The workers acquired valuable skills during the project. For instance, the architects wanted to clad several exterior walls with local volcanic rock. TExterior circulationhey trained masons on how to build walls using very little mortar to create a more natural appearance and take advantage of the rock’s inherent beauty. “They became so skilled by the end that they asked if they could tear down the first wall and rebuild it,” Murphy says (they did). “Now they have this incredible skill and are highly sought after in the country.”

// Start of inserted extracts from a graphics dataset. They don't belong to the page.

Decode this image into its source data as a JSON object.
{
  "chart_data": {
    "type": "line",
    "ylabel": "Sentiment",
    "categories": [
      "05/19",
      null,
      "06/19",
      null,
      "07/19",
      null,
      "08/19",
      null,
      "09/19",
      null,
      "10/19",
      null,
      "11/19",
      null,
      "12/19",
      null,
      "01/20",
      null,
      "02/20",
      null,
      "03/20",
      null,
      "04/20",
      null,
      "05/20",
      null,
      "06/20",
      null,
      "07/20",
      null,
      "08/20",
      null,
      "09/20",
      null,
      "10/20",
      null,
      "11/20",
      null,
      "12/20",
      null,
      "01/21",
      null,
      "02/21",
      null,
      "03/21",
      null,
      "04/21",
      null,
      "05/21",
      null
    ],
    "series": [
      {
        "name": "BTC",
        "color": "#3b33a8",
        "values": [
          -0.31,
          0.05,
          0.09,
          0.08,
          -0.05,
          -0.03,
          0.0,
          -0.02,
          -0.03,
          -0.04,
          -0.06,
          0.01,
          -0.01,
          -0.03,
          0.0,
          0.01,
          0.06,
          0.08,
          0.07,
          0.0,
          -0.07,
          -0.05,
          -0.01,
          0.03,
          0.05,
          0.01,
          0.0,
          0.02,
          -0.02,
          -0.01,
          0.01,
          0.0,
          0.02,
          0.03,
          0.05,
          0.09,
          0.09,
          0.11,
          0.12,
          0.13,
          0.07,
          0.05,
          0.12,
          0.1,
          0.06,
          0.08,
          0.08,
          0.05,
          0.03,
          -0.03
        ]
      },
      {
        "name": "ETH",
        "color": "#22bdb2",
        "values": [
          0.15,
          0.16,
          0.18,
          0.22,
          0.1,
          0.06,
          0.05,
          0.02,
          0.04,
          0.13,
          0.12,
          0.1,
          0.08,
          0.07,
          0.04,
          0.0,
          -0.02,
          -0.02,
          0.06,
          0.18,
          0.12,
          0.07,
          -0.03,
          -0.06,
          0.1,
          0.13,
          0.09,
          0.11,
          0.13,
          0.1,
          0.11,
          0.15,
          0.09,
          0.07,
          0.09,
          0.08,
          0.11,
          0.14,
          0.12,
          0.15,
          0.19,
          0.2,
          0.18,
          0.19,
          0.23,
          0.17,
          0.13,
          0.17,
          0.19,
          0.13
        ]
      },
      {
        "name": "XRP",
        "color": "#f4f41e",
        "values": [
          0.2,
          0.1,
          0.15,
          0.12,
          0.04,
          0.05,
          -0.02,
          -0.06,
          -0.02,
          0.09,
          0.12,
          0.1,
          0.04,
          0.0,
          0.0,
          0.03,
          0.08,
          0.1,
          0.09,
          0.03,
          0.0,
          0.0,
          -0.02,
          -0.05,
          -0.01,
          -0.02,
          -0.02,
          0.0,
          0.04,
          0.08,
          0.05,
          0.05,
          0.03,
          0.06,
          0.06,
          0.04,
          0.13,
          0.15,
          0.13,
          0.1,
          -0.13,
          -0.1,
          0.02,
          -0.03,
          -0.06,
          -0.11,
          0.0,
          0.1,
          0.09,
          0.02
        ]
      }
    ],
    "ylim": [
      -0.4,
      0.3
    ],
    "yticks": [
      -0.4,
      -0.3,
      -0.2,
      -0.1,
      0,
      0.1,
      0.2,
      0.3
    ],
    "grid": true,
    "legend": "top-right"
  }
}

Indeed, aesthetics were considered to a degree not often found in utilitarian projects, let alone humanitarian ones. A cornerstone of the PIH philosophy is that buildings for impoverished communities should be no less visually appealing than those for the privileged. Peter Drobac, a doctor and director of PIH’s Rwanda program, says residents were in disbelief when they saw the initial plans for Butaro Hospital. “People were first shocked—then they cried,” he says. “They thought it must be a hotel for Westerners.” The architecture is “striking,” he notes. “This is not a hospital for Americans or Rwandan elite,” he continues. “It’s a public facility for the rural poor; it makes a statement.”
The Butaro project has spawned other humanitarian work for MASS in Haiti as well as in Rwanda, where they just completed a primary school for the Girubuntu Association, a local nonprofit group dedicated to education. MASS has gained renown domestically as well: Cincinnati Children’s Hospital hired the firm to do research in preparation for a major expansion of its cerebral palsy program. Oh, and Murphy and Ricks both received their degrees from Harvard.
The experience with MASS converted PIH, who now acknowledges the power of design professionals—particularly those committed to social justice. “The added value provided by MASS was tremendous,” Drobac says. “They’re like the PIH of architects.”